American-Israeli research physicist (1942–2021)

Stephen J. Wiesner (1942 – August 12, 2021) was an American-Israeli research physicist, inventor and construction laborer. As a graduate student at Columbia University in New York in the late 1960s and early 1970s, he discovered several of the most important ideas in quantum information theory, including quantum money (which led to quantum key distribution), quantum multiplexing (the earliest example of oblivious transfer) and superdense coding (the first and most basic example of entanglement-assisted communication). Although this work remained unpublished for over a decade, it circulated widely enough in manuscript form to stimulate the emergence of quantum information science in the 1980s and 1990s.

Stephen Wiesner is the son of Jerome Wiesner and Laya Wiesner. He received his undergraduate degree from Brandeis University. In the 1970s, after leaving academia, he worked in many different Silicon Valley startups while also working on weekends at a fruits and vegetable distribution co-op. During this time he became interested in Judaism and in finding solutions for solar energy, clean energy and space migration.
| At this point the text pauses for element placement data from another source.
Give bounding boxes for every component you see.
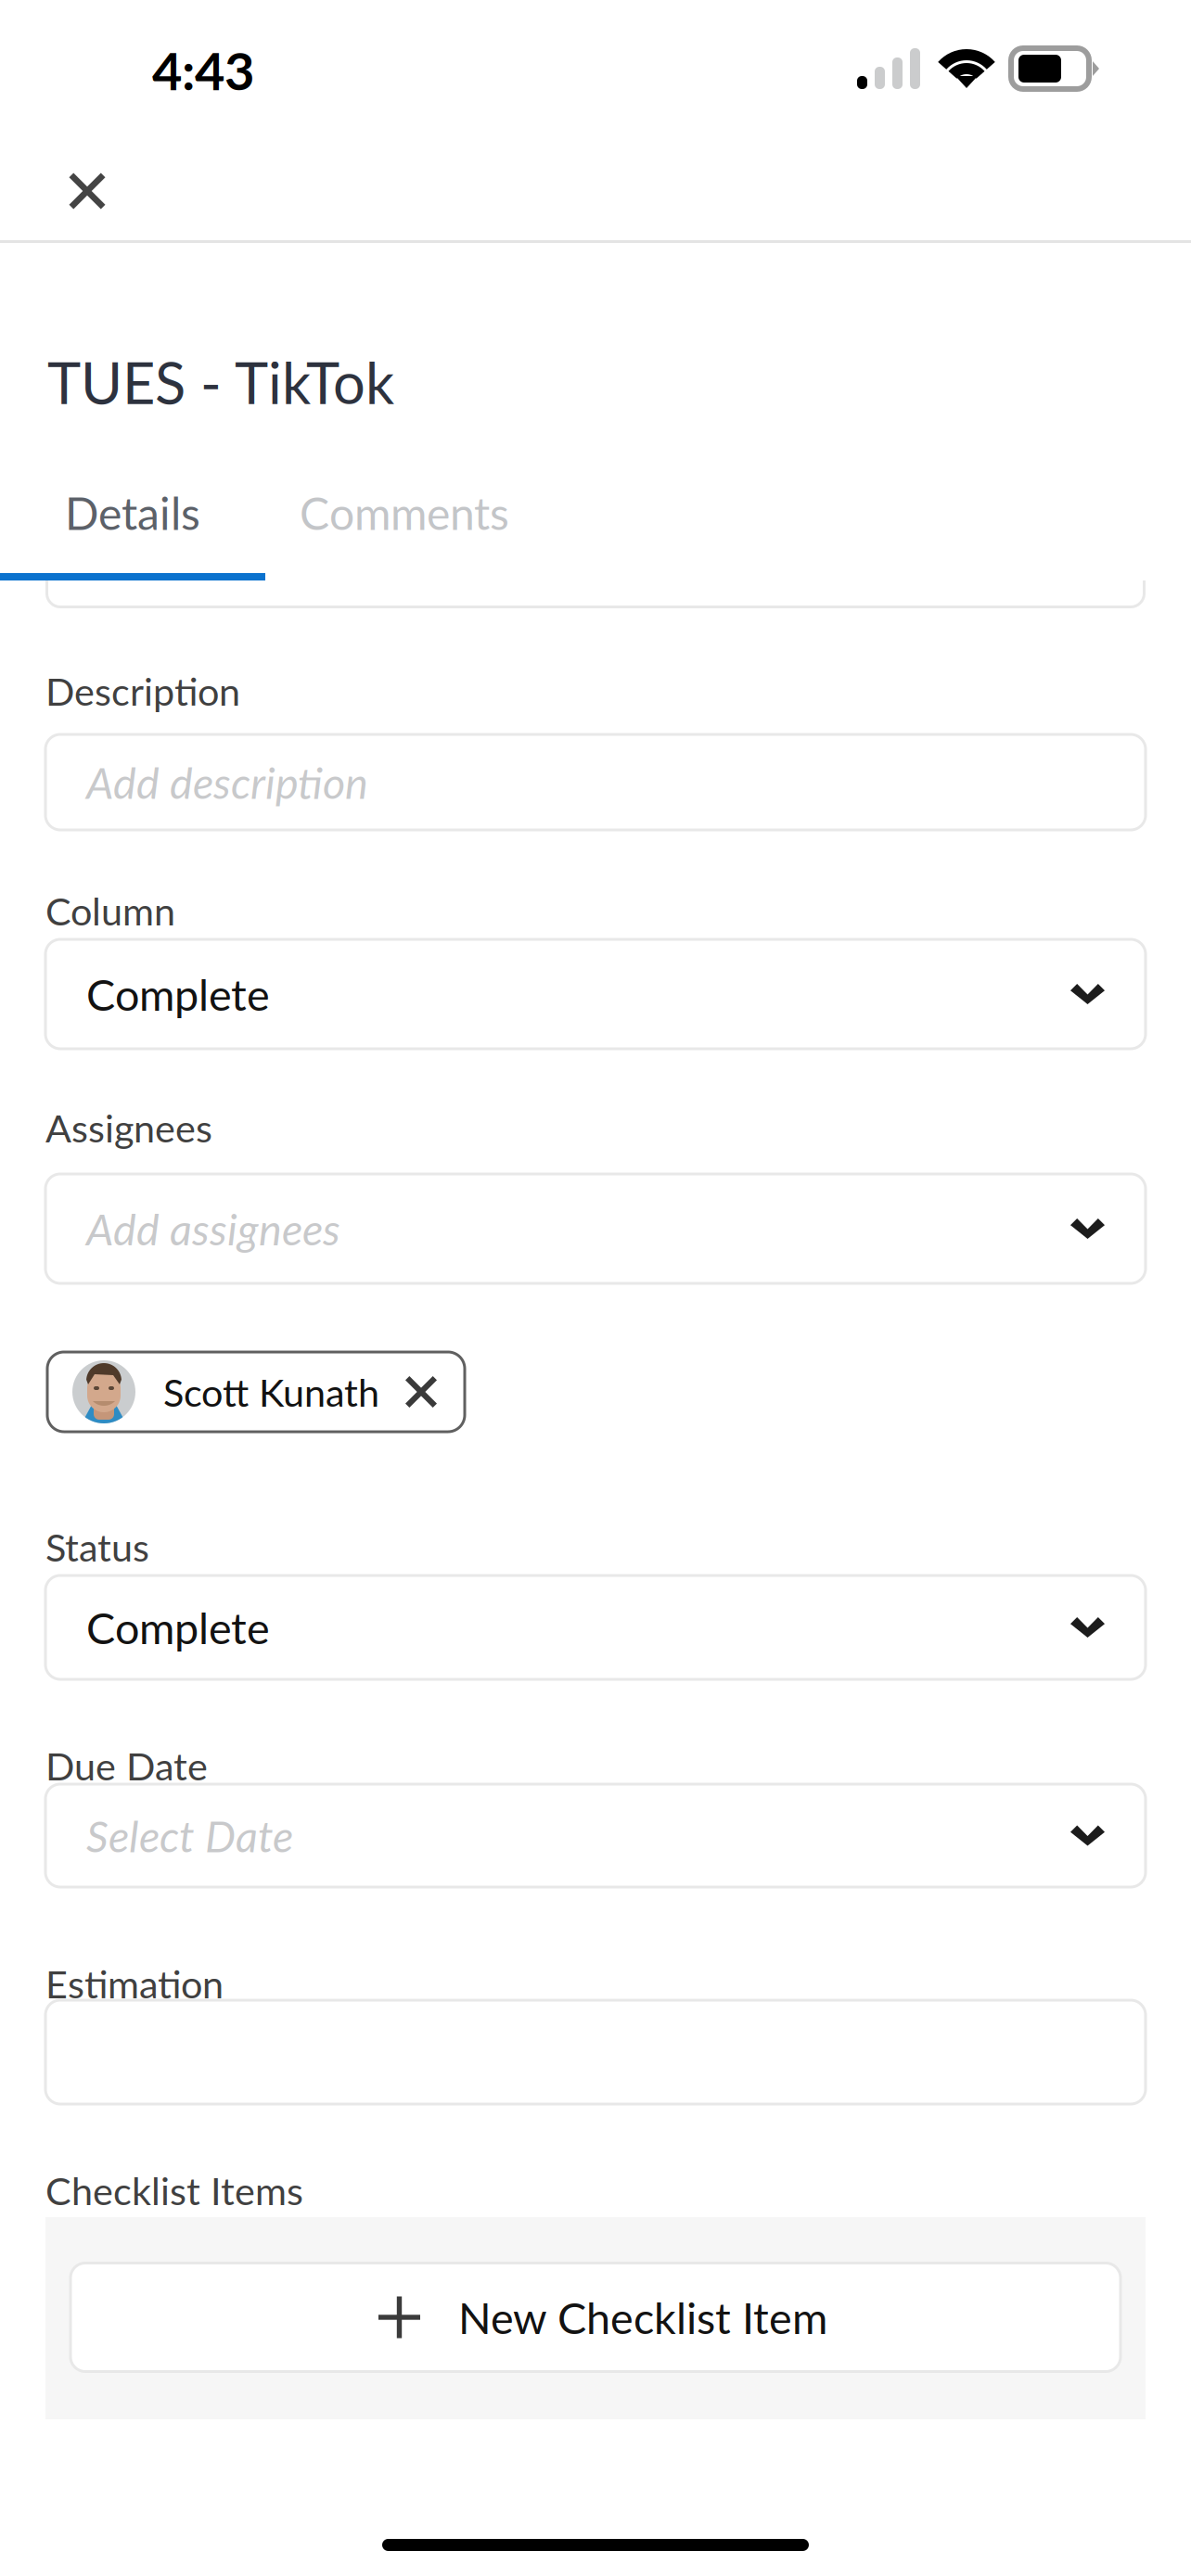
staticText: Description (45, 668, 240, 714)
button[interactable]: Close (28, 131, 147, 233)
staticText: Details (65, 486, 200, 539)
staticText: Scott Kunath (163, 1369, 379, 1415)
staticText: Add assignees (86, 1203, 340, 1255)
staticText: Add description (86, 756, 368, 808)
staticText: Select Date (86, 1810, 293, 1862)
staticText: Checklist Items (45, 2167, 303, 2213)
staticText: Complete (86, 1601, 270, 1653)
staticText: 4:43 (152, 39, 254, 101)
staticText: Estimation (45, 1960, 224, 2006)
button[interactable]: Comments (265, 491, 544, 535)
staticText: Due Date (45, 1743, 208, 1789)
staticText: TUES - TikTok (47, 348, 394, 416)
button[interactable]: Details (0, 491, 265, 535)
staticText: Comments (300, 486, 509, 539)
button[interactable]: Scott Kunath (47, 1352, 465, 1432)
staticText: New Checklist Item (458, 2291, 827, 2343)
staticText: Complete (86, 968, 270, 1020)
button[interactable]: New Checklist Item (45, 2263, 1146, 2372)
staticText: Status (45, 1524, 149, 1570)
staticText: Column (45, 888, 175, 934)
staticText: Assignees (45, 1105, 212, 1151)
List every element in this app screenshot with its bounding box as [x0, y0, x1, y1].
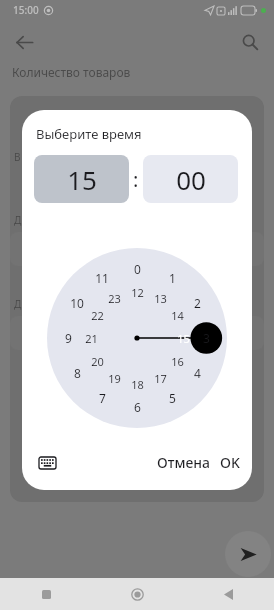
staticText: В [14, 150, 21, 164]
staticText: 1 [169, 270, 176, 286]
staticText: 8 [74, 365, 81, 381]
staticText: 11 [95, 270, 109, 286]
staticText: 9 [65, 330, 72, 346]
button[interactable]: Back [8, 26, 40, 58]
staticText: 23 [108, 291, 121, 306]
staticText: 22 [91, 308, 104, 323]
staticText: 4 [194, 365, 201, 381]
staticText: : [133, 166, 139, 193]
staticText: Количество товаров [12, 64, 131, 80]
staticText: 6 [134, 399, 141, 415]
staticText: 12 [131, 285, 144, 300]
staticText: 13 [154, 291, 167, 306]
staticText: 16 [171, 354, 184, 369]
staticText: 10 [70, 295, 84, 311]
button[interactable]: Send [225, 531, 271, 577]
staticText: 0 [134, 261, 141, 277]
staticText: 21 [85, 331, 98, 346]
staticText: Д [14, 297, 22, 311]
staticText: 5 [169, 390, 176, 406]
staticText: 7 [99, 390, 106, 406]
button[interactable]: OK [210, 445, 250, 480]
staticText: 15 [67, 162, 97, 197]
staticText: 15 [177, 331, 190, 346]
button[interactable]: 15 [34, 155, 129, 203]
staticText: 19 [108, 371, 121, 386]
staticText: 15:00 [13, 3, 39, 17]
button[interactable]: Switch to text input [32, 448, 62, 478]
staticText: 00 [176, 162, 206, 197]
staticText: OK [220, 453, 240, 472]
staticText: 2 [194, 295, 201, 311]
staticText: Отмена [157, 453, 211, 472]
button[interactable]: 0 [47, 248, 227, 428]
staticText: 18 [131, 377, 144, 392]
staticText: Д [14, 213, 22, 227]
button[interactable]: 00 [143, 155, 238, 203]
staticText: Выберите время [36, 125, 142, 143]
staticText: 14 [171, 308, 184, 323]
staticText: 17 [154, 371, 167, 386]
button[interactable]: Отмена [147, 445, 221, 480]
button[interactable]: Search [234, 26, 266, 58]
button[interactable]: Home [92, 578, 183, 610]
staticText: 3 [203, 330, 210, 346]
button[interactable]: Back [183, 578, 274, 610]
button[interactable]: Recents [0, 578, 92, 610]
staticText: 20 [91, 354, 104, 369]
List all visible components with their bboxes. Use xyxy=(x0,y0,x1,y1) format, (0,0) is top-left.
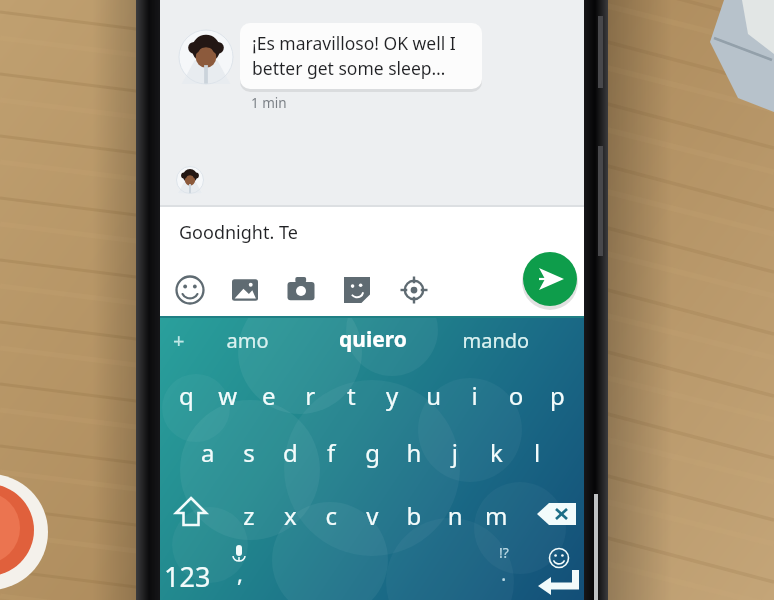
button[interactable]: More suggestions xyxy=(164,318,202,362)
button[interactable]: Insert sticker xyxy=(336,268,380,312)
button[interactable]: Send message xyxy=(517,246,583,312)
button[interactable]: Take photo xyxy=(280,268,324,312)
button[interactable]: Shift xyxy=(164,487,218,542)
button[interactable]: Backspace xyxy=(530,487,584,542)
button[interactable]: Message text field xyxy=(164,210,516,254)
button[interactable]: Share location xyxy=(392,268,436,312)
button[interactable]: Space xyxy=(262,543,490,600)
button[interactable]: Insert emoji xyxy=(168,268,212,312)
button[interactable]: Enter xyxy=(520,543,584,600)
button[interactable]: Suggestion quiero xyxy=(326,318,422,362)
button[interactable]: Insert image xyxy=(224,268,268,312)
button[interactable]: Suggestion amo xyxy=(206,318,294,362)
button[interactable]: Suggestion mando xyxy=(450,318,546,362)
button[interactable]: Numbers and symbols xyxy=(162,543,230,600)
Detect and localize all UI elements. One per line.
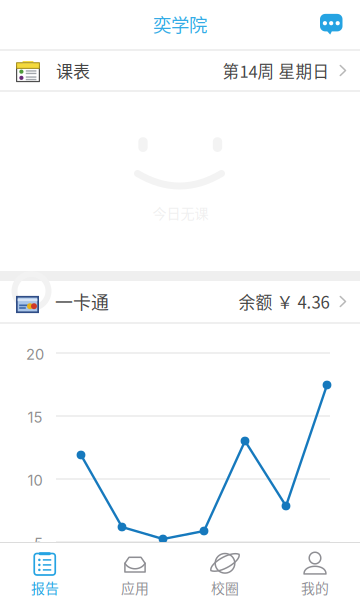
button[interactable]: 课表 [0,51,360,90]
staticText: 5 [34,535,43,552]
staticText: 15 [28,409,42,426]
staticText: 一卡通 [55,289,109,314]
staticText: 今日无课 [152,202,208,223]
staticText: 课表 [56,58,90,83]
button[interactable]: 应用 [90,543,180,600]
staticText: 20 [26,346,44,363]
staticText: 第14周 星期日 [222,58,330,82]
button[interactable]: Messages [306,0,359,49]
staticText: 应用 [121,578,149,598]
button[interactable]: 校圈 [180,543,270,600]
staticText: 奕学院 [153,11,207,37]
staticText: 校圈 [211,578,239,598]
button[interactable]: 一卡通 [0,281,360,322]
button[interactable]: 我的 [270,543,360,600]
button[interactable]: 报告 [0,543,90,600]
staticText: 我的 [301,578,329,598]
staticText: 报告 [31,578,59,598]
staticText: 余额 ￥ 4.36 [238,289,330,314]
staticText: 10 [28,472,42,489]
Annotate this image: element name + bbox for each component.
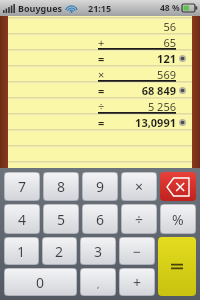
button[interactable]: 4 <box>4 204 40 234</box>
staticText: 6 <box>96 210 105 229</box>
button[interactable]: Copy result <box>179 55 186 62</box>
staticText: 65 <box>112 35 176 50</box>
staticText: × <box>135 177 144 196</box>
staticText: 48 % <box>160 2 180 14</box>
staticText: 3 <box>94 242 103 261</box>
button[interactable]: Copy result <box>179 87 186 94</box>
staticText: 13,0991 <box>112 115 176 130</box>
staticText: 9 <box>96 177 105 196</box>
staticText: Bouygues <box>18 2 63 14</box>
staticText: + <box>98 35 105 50</box>
staticText: , <box>97 278 100 290</box>
button[interactable]: 2 <box>42 237 77 265</box>
button[interactable]: 1 <box>4 237 39 265</box>
staticText: × <box>98 67 105 82</box>
button[interactable]: × <box>121 172 157 201</box>
button[interactable]: 7 <box>4 172 40 201</box>
staticText: + <box>133 273 142 292</box>
button[interactable]: % <box>160 204 196 234</box>
button[interactable]: 9 <box>82 172 118 201</box>
staticText: = <box>98 51 105 66</box>
button[interactable]: − <box>119 237 155 265</box>
button[interactable]: 6 <box>82 204 118 234</box>
staticText: 121 <box>112 51 176 66</box>
staticText: 4 <box>18 210 27 229</box>
staticText: ÷ <box>98 99 105 114</box>
staticText: = <box>98 83 105 98</box>
staticText: 5 256 <box>112 99 176 114</box>
staticText: 1 <box>17 242 26 261</box>
button[interactable]: 0 <box>4 268 77 296</box>
button[interactable]: ÷ <box>121 204 157 234</box>
staticText: 7 <box>18 177 27 196</box>
button[interactable]: 8 <box>43 172 79 201</box>
button[interactable]: Delete <box>160 172 196 201</box>
staticText: 569 <box>112 67 176 82</box>
staticText: % <box>172 210 184 229</box>
staticText: 0 <box>36 273 45 292</box>
button[interactable]: 5 <box>43 204 79 234</box>
button[interactable]: + <box>119 268 155 296</box>
staticText: 8 <box>57 177 66 196</box>
staticText: − <box>133 242 142 261</box>
staticText: 56 <box>112 19 176 34</box>
staticText: 68 849 <box>112 83 176 98</box>
button[interactable]: Copy result <box>179 119 186 126</box>
staticText: 5 <box>57 210 66 229</box>
staticText: 21:15 <box>88 2 112 14</box>
button[interactable] <box>158 237 196 296</box>
staticText: ÷ <box>135 210 144 229</box>
staticText: = <box>98 115 105 130</box>
button[interactable]: , <box>80 268 116 296</box>
button[interactable]: 3 <box>80 237 116 265</box>
staticText: 2 <box>55 242 64 261</box>
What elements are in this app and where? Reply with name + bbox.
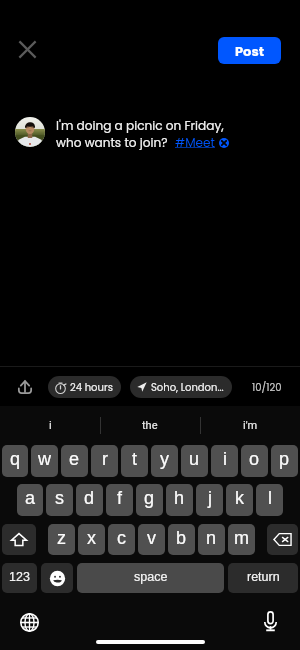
button[interactable]: Shift	[2, 524, 36, 555]
staticText: 24 hours	[70, 380, 113, 394]
staticText: h	[174, 488, 185, 508]
staticText: z	[57, 528, 66, 548]
staticText: d	[84, 488, 95, 508]
button[interactable]: Share	[14, 376, 36, 398]
staticText: r	[102, 449, 108, 469]
button[interactable]: k	[226, 484, 253, 516]
staticText: f	[117, 488, 123, 508]
button[interactable]: e	[61, 445, 88, 477]
staticText: c	[117, 528, 126, 548]
button[interactable]: Soho, London...	[130, 376, 232, 398]
button[interactable]: Voice input	[264, 611, 277, 632]
button[interactable]: Backspace	[267, 524, 298, 555]
staticText: space	[134, 570, 168, 584]
button[interactable]: space	[77, 563, 224, 593]
staticText: i	[49, 419, 52, 432]
staticText: y	[160, 449, 169, 469]
button[interactable]: 24 hours	[48, 376, 121, 398]
staticText: g	[144, 488, 155, 508]
staticText: j	[208, 488, 212, 508]
staticText: i'm	[243, 419, 258, 432]
staticText: w	[38, 449, 51, 469]
staticText: k	[235, 488, 244, 508]
button[interactable]: b	[168, 524, 195, 555]
staticText: p	[279, 449, 290, 469]
button[interactable]: h	[166, 484, 193, 516]
staticText: u	[189, 449, 200, 469]
button[interactable]: return	[228, 563, 298, 593]
button[interactable]: r	[91, 445, 118, 477]
staticText: Soho, London...	[151, 380, 224, 394]
staticText: v	[147, 528, 156, 548]
button[interactable]: v	[138, 524, 165, 555]
button[interactable]: o	[241, 445, 268, 477]
button[interactable]: p	[271, 445, 298, 477]
staticText: l	[268, 488, 272, 508]
staticText: n	[206, 528, 217, 548]
button[interactable]: y	[151, 445, 178, 477]
button[interactable]: Post	[218, 37, 281, 64]
button[interactable]: i'm	[200, 407, 300, 443]
staticText: e	[69, 449, 80, 469]
button[interactable]: Change keyboard language	[20, 613, 39, 632]
button[interactable]: n	[198, 524, 225, 555]
button[interactable]: t	[121, 445, 148, 477]
button[interactable]: Emoji	[41, 563, 73, 593]
button[interactable]: g	[136, 484, 163, 516]
staticText: 10/120	[252, 380, 282, 394]
button[interactable]: w	[31, 445, 58, 477]
staticText: Post	[235, 42, 264, 60]
button[interactable]: i	[211, 445, 238, 477]
button[interactable]: #Meet	[175, 134, 215, 151]
button[interactable]: Profile photo	[15, 117, 45, 147]
staticText: m	[234, 528, 249, 548]
staticText: q	[10, 449, 21, 469]
button[interactable]: u	[181, 445, 208, 477]
staticText: a	[25, 488, 36, 508]
button[interactable]: Remove tag	[219, 138, 229, 148]
staticText: s	[55, 488, 64, 508]
staticText: b	[176, 528, 187, 548]
button[interactable]: 123	[2, 563, 37, 593]
staticText: x	[87, 528, 96, 548]
button[interactable]: j	[196, 484, 223, 516]
staticText: 123	[9, 570, 30, 584]
button[interactable]: Close	[16, 38, 39, 61]
button[interactable]: f	[106, 484, 133, 516]
button[interactable]: c	[108, 524, 135, 555]
staticText: o	[249, 449, 260, 469]
button[interactable]: z	[48, 524, 75, 555]
button[interactable]: m	[228, 524, 255, 555]
staticText: I'm doing a picnic on Friday,	[56, 117, 224, 134]
staticText: who wants to join?	[56, 134, 175, 151]
staticText: the	[142, 419, 158, 432]
button[interactable]: a	[17, 484, 43, 516]
button[interactable]: l	[256, 484, 283, 516]
button[interactable]: the	[100, 407, 200, 443]
staticText: t	[132, 449, 138, 469]
button[interactable]: q	[2, 445, 28, 477]
button[interactable]: s	[46, 484, 73, 516]
staticText: return	[247, 570, 280, 584]
staticText: i	[223, 449, 227, 469]
button[interactable]: i	[0, 407, 100, 443]
button[interactable]: d	[76, 484, 103, 516]
button[interactable]: x	[78, 524, 105, 555]
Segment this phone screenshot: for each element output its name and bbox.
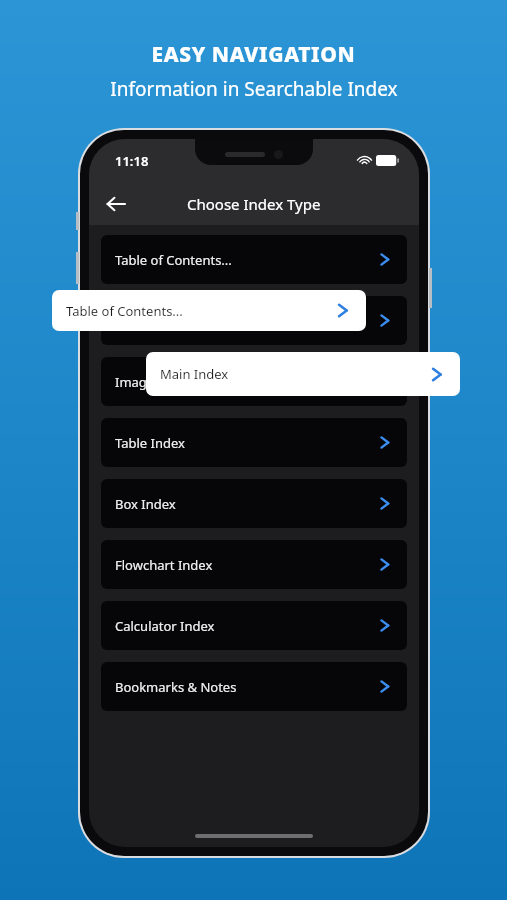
staticText: Table of Contents... <box>66 302 333 320</box>
button[interactable]: Bookmarks & Notes <box>101 662 407 711</box>
staticText: Information in Searchable Index <box>110 76 398 102</box>
staticText: Table Index <box>115 434 376 452</box>
staticText: EASY NAVIGATION <box>151 40 356 69</box>
button[interactable]: Main Index <box>146 352 460 396</box>
staticText: 11:18 <box>115 152 149 170</box>
button[interactable]: Calculator Index <box>101 601 407 650</box>
staticText: Main Index <box>115 312 376 330</box>
staticText: Calculator Index <box>115 617 376 635</box>
staticText: Box Index <box>115 495 376 513</box>
button[interactable]: Main Index <box>101 296 407 345</box>
staticText: Main Index <box>160 365 427 383</box>
button[interactable]: Flowchart Index <box>101 540 407 589</box>
staticText: Bookmarks & Notes <box>115 678 376 696</box>
staticText: Choose Index Type <box>187 194 321 214</box>
button[interactable]: Image Index <box>101 357 407 406</box>
staticText: Table of Contents... <box>115 251 376 269</box>
button[interactable]: Back <box>97 185 135 223</box>
button[interactable]: Table Index <box>101 418 407 467</box>
staticText: Flowchart Index <box>115 556 376 574</box>
button[interactable]: Box Index <box>101 479 407 528</box>
button[interactable]: Table of Contents... <box>52 290 366 331</box>
staticText: Image Index <box>115 373 376 391</box>
button[interactable]: Table of Contents... <box>101 235 407 284</box>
After moving to Israel, in addition to his religious study, Wiesner worked part time in construction and as a surveyor. He continued to work constantly on inventions, ideas and prototypes, mostly related to clean energy, sustainability and space travel. He remained affiliated with the Quantum Foundations & Information Group at Tel Aviv University.

In 2006 he shared the Rank Prize in Optoelectronics with Charles H. Bennett and Gilles Brassard for quantum cryptography. In 2019, he received one of six Micius Quantum Prizes, along with Bennett, Brassard, Artur Ekert, Anton Zeilinger and Pan Jianwei, for quantum communication.